谁的思想能干干净净,经得起万众检阅,谁被人窥见内心不似下了一趟油锅?
这是什么新奇的噩梦?
是的,噩梦。
这里是矿业集团的宿舍院,这儿烧起煤来是真的不要钱,是以锅炉房总是把炉子烧得过热,暖气片总是烫手的,让人在寒冬腊月也能半夜睡觉睡出汗来。
天没有亮,车没有翻,交警没有封路,没人拿他的题集,一切都是梦。
定是如此。这是一场脱轨的噩梦,否则不会有切实的证据摆在他的眼前。
所谓“念头”,既然只是个念头,不就应该是抽象的吗?怎么会以有厚度、有重量、有色彩、有轮廓的形式出现在这里?
任远不敢妄动,蹲在原地流着冷汗等待醒来,他怕他一动,推进了梦境发展,等会儿会有更多证据从他脑海中被掏出来。突然间,一股神奇的力量将他整个人撞飞了出去。
任远满以为自己要百年不遇地滚下床而摔醒,谁知反倒是眼前的人看起来愈发真实。
“啊——啊!!!”任韵惊声尖叫着,用尽了力气,狠狠推了他一把。
任远毫无防备,穿着拖鞋没能站稳,脑袋“咚”一下结结实实撞在墙上,生生撞出了夏天路边大妈挑西瓜的声音。
“任韵?”任远撞得整个世界天旋地转,“你怎么……”
“我怎么了我?”任韵矫健地探手,一把抄起笔记本,打开衣柜门,单手塞进了深处,带着爱与正义的力量凶狠地一拳拳打在入侵者身上,大义灭亲,“我还没问你在干嘛!”

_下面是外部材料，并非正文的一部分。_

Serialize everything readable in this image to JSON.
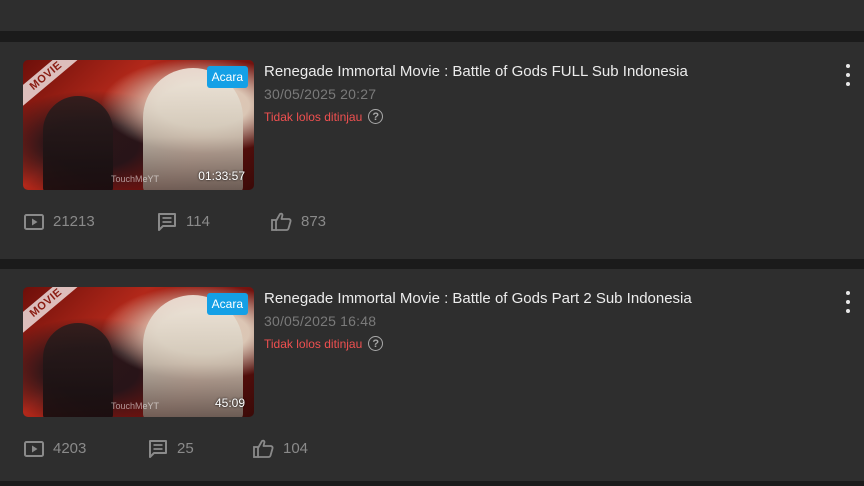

学乐器的大抵都是如此,看起来手腕纤纤,疑似弱不禁风——假的。
不是梦吗?
任远震惊,恍然大悟:“这是你的?”
任韵抄起一本英汉词典,用硬装的书角砸他:“你干嘛动我东西!谁让你看的!谁啊?谁啊!谁啊!”
“我就随便看了一眼是什么东西,”任远劫后余生,才意识到自己浑身作痛,表情抽搐地喝道,“行了!我就看了一眼,你就要杀了你哥?”
任韵:“谁让你进来的!”
“我来拿我的书……”她连推带打,任远趔趄两步,差点被她推得坐到地上,理亏地小声嘟囔,“是你自己摆在那的……不是,你哪里来的盛骁的照片?”
“照相馆洗的!怎么了!”任韵咬牙切齿四处乱看,若非杀人犯法,她恨不得五指成爪,扑上去了结了面前这人!